In the 1940s and '50s factory seamstress Doreen 'Rhys' Gardner was paid by the garment, not the hour, so quickly learned to pick up the pace.
She never compromised on quality though - whether she was stitching up hardy uniforms for WWII Diggers or, later, constructing delicate wedding dresses and other fine pieces for the well-to-do in Melbourne and Sydney.
Now 93, the Tarrawanna great-great-grandmother is still putting her skills to good use - currently using her trusty Singer sewing machine to make scrubs for health workers at Wollongong Hospital.
Along with her dear friend Betty Gallen, she's made over 100 colourful scrubs to donate to the hospital during the COVID crisis.
Doctors, nurses and other hospital staff wear scrubs under their personal protective equipment (PPE), but the garments have been in short supply during the pandemic.
"I had four kids, and no husband, so used to work in the factories from 9am to 3pm and then bring work home to do when the kids were asleep," Ms Gardner said.
"Once I finished my working life, I still wanted to sew - but not for money. So I've made clothes for Mission Without Borders, for The Salvation Army, for the recent bushfire relief effort.
"Now I want to help the hospital during this terrible time. It keeps me busy and happy - once you're concentrating on your sewing, you forget all your troubles."
Sewing has always been Ms Gardner's happy place - one of the 'Fairbridge children', in 1938 - aged just 10 - she was sent from the UK to Australia with two of her siblings under a child migration scheme.
"When I was 13 they put me on a train to work as a maid on a sheep station but I soon left, and walked the streets until I found a job in a factory," she said.

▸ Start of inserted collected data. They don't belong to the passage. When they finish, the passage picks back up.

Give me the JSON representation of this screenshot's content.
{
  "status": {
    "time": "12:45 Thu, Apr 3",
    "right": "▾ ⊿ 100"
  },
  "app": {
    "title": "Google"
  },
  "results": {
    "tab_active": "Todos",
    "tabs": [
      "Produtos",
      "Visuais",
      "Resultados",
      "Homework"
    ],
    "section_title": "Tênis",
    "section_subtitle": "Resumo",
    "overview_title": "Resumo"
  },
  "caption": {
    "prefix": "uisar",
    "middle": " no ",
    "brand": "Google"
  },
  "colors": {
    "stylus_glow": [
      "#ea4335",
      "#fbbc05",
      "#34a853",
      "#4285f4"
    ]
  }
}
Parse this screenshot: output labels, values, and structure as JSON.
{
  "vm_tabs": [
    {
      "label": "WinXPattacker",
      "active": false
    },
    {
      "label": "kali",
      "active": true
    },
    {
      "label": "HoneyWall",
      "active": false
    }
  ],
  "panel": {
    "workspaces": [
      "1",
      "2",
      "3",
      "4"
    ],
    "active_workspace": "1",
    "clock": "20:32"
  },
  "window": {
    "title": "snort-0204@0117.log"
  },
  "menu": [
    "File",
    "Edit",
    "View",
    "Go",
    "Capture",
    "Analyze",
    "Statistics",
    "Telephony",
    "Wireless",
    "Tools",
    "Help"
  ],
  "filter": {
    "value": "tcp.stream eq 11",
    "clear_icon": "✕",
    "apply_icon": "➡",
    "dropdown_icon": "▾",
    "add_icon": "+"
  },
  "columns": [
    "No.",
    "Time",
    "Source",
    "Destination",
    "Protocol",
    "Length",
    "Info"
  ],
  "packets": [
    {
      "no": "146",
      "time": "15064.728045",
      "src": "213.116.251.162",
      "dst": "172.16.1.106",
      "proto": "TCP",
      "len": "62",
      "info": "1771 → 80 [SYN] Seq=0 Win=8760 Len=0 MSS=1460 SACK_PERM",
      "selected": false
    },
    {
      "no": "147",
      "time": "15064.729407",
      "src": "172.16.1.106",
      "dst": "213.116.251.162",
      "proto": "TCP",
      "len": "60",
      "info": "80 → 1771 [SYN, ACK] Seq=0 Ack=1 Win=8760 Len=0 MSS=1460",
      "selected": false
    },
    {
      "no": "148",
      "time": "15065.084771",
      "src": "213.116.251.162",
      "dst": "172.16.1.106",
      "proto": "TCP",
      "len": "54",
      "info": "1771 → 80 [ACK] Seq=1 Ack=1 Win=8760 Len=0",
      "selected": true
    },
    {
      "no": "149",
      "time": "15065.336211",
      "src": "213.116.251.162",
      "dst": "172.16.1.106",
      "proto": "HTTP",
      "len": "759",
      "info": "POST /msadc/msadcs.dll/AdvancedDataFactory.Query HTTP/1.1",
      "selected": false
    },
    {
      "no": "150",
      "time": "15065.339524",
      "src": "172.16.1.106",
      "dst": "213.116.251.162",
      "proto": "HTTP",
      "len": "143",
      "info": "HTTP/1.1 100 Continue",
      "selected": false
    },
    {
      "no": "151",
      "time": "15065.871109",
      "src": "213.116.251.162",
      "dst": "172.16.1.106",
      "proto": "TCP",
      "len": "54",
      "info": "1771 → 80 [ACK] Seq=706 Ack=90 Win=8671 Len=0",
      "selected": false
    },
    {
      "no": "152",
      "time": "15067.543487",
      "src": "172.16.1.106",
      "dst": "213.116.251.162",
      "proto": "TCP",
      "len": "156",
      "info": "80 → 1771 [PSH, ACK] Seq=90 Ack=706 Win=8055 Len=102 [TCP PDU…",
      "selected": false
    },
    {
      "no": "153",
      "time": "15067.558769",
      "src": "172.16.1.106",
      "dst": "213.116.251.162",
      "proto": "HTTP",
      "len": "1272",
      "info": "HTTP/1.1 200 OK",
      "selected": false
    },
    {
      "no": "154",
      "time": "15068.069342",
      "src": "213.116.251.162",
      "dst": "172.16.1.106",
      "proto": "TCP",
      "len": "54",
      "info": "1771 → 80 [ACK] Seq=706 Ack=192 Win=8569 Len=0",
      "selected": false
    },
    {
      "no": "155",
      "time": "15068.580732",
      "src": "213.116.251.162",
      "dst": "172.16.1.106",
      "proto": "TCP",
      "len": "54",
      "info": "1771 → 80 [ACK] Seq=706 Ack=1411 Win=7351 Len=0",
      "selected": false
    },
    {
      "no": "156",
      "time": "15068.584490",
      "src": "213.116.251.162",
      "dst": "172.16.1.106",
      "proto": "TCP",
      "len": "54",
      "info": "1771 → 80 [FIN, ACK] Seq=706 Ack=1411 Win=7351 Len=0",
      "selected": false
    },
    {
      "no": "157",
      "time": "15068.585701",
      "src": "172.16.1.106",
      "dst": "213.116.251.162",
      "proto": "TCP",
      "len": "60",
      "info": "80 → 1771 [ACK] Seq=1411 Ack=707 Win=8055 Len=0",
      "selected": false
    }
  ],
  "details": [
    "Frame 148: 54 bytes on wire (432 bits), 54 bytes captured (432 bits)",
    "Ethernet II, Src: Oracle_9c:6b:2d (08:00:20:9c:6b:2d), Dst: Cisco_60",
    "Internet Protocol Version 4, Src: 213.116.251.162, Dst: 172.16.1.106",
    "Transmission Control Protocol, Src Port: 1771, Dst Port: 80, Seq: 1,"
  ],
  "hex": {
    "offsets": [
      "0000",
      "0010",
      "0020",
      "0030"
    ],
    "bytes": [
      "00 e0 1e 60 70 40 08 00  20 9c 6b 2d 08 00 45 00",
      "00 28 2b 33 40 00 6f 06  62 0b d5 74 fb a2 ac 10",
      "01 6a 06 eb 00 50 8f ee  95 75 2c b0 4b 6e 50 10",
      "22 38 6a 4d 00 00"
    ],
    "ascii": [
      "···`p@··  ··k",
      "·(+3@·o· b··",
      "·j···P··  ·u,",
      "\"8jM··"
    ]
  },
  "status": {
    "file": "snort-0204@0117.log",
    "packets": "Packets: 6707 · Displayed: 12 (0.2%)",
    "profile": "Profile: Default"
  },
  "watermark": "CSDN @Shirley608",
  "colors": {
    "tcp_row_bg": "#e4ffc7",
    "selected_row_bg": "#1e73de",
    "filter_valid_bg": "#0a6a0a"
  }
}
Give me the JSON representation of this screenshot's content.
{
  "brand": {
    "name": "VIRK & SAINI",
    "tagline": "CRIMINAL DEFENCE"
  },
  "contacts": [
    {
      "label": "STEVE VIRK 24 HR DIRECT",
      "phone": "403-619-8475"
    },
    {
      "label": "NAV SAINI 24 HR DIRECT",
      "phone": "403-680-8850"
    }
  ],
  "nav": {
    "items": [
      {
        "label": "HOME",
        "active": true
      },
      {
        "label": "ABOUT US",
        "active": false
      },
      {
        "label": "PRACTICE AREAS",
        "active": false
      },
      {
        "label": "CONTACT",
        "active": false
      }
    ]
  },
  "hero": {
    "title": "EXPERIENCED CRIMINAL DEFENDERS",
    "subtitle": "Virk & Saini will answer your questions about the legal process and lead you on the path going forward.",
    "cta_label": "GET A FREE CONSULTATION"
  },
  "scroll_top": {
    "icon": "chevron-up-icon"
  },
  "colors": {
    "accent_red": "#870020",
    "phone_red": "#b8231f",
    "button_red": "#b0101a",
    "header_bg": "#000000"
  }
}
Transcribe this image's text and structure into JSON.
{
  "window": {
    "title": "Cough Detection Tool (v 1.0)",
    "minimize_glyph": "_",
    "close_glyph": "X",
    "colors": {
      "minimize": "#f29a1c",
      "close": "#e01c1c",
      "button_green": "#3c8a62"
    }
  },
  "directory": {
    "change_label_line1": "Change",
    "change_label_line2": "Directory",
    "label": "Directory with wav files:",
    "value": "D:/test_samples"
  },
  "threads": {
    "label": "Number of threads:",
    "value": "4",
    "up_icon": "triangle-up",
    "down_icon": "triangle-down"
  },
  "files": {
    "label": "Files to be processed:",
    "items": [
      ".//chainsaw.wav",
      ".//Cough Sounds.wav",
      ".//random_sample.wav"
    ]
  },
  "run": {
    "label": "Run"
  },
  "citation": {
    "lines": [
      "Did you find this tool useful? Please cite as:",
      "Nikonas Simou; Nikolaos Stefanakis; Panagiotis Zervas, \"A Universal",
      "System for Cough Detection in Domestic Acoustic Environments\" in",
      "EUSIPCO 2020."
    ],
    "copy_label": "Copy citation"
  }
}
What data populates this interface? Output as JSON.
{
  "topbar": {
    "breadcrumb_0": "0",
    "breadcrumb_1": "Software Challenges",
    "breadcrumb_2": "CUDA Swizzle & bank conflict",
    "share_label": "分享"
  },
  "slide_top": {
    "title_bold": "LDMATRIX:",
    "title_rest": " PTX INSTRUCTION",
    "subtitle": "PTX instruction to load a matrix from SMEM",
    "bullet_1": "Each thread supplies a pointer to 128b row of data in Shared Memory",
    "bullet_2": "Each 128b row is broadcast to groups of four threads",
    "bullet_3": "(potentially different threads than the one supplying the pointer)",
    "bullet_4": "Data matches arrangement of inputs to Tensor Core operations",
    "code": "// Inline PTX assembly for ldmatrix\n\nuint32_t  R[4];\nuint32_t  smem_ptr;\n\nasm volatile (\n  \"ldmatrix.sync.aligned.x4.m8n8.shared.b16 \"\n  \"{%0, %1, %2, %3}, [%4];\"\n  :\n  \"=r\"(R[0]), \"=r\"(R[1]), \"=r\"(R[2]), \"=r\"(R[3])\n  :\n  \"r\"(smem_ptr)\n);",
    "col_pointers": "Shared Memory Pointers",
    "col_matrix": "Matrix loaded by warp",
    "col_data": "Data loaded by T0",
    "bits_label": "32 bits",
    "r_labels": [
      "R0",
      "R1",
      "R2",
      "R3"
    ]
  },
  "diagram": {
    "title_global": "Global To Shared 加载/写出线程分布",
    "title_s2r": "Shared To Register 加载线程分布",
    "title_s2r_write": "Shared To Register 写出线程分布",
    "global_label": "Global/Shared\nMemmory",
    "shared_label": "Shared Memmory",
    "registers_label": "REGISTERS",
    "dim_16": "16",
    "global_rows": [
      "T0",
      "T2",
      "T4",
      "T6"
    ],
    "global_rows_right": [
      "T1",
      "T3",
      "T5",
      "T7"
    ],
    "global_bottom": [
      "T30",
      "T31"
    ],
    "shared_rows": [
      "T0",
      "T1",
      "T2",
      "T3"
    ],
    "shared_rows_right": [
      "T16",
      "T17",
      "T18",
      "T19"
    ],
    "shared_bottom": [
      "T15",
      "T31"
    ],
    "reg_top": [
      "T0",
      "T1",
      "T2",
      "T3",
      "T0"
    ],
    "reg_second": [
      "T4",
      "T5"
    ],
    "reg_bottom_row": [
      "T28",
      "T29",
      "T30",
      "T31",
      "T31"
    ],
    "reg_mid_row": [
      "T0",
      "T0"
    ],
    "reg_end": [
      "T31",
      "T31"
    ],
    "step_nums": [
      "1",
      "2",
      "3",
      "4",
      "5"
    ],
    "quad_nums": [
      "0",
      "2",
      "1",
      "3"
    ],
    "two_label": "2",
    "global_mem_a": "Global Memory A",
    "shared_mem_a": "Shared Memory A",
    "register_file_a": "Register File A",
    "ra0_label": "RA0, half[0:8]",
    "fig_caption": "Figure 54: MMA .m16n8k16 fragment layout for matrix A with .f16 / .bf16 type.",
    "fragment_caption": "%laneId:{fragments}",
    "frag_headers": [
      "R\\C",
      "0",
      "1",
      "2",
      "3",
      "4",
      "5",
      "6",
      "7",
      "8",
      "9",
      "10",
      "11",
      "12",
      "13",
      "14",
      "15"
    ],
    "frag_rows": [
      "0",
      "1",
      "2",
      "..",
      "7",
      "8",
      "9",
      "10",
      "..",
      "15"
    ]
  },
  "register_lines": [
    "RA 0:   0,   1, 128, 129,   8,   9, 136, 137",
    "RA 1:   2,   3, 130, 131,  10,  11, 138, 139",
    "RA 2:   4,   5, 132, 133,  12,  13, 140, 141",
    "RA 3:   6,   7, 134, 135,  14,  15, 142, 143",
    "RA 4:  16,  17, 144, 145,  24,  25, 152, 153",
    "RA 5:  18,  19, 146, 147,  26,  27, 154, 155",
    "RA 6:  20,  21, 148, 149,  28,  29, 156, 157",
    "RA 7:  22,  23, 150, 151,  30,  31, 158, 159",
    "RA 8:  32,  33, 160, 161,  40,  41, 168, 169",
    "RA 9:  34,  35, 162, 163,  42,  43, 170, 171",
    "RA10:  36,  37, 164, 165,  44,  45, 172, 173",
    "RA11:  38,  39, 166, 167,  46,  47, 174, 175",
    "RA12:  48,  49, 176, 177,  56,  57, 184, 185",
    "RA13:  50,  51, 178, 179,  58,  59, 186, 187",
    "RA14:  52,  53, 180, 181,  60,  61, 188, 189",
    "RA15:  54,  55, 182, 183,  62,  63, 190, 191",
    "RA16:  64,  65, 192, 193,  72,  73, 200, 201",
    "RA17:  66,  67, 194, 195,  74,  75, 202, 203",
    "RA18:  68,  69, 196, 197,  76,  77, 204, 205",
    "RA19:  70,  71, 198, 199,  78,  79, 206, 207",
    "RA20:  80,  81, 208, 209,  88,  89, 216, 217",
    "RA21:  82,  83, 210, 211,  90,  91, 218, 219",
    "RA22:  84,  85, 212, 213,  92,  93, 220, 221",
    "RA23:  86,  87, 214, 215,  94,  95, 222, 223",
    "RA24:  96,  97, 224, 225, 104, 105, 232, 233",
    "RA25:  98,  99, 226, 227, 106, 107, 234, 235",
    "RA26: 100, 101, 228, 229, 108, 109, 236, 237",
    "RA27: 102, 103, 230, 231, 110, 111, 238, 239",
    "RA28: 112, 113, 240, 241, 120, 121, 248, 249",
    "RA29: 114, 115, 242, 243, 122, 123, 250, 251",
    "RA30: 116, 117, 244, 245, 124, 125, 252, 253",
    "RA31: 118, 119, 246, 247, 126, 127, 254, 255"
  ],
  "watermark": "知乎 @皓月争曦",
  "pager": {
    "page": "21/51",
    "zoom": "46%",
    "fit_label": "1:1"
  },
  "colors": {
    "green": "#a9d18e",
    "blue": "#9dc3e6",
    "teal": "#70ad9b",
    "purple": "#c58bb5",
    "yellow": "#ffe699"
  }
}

"I'd been sewing since I was a little kid, I can't remember who taught me. I love it."
Ms Gallen supplies the material for the venture, and ferries the finished products to the hospital.
"I met Doreen about 20 years ago - she was sitting at a bus stop in the cold and rain so I gave her a lift home and we've been friends ever since," she said.
"I knew she was a keen sewer, and I had a stack of material, so when this virus started to get bad I thought we could do our bit to help out.
"We checked with the hospital, came up with a pattern and made sure our scrubs were bright and cheerful to give the staff a bit of a lift."
Nicole Sheppard, general manager of the Northern Illawarra Hospital Group, thanked the ladies for their efforts.
"We are so honoured to receive the donated scrubs from Rhys and Betty, who are both incredible ladies doing their part to make a difference for our staff," she said.
"It has been heartening to see the way the community has rallied behind the hospital and our staff during COVID-19 and donations like this are truly appreciated."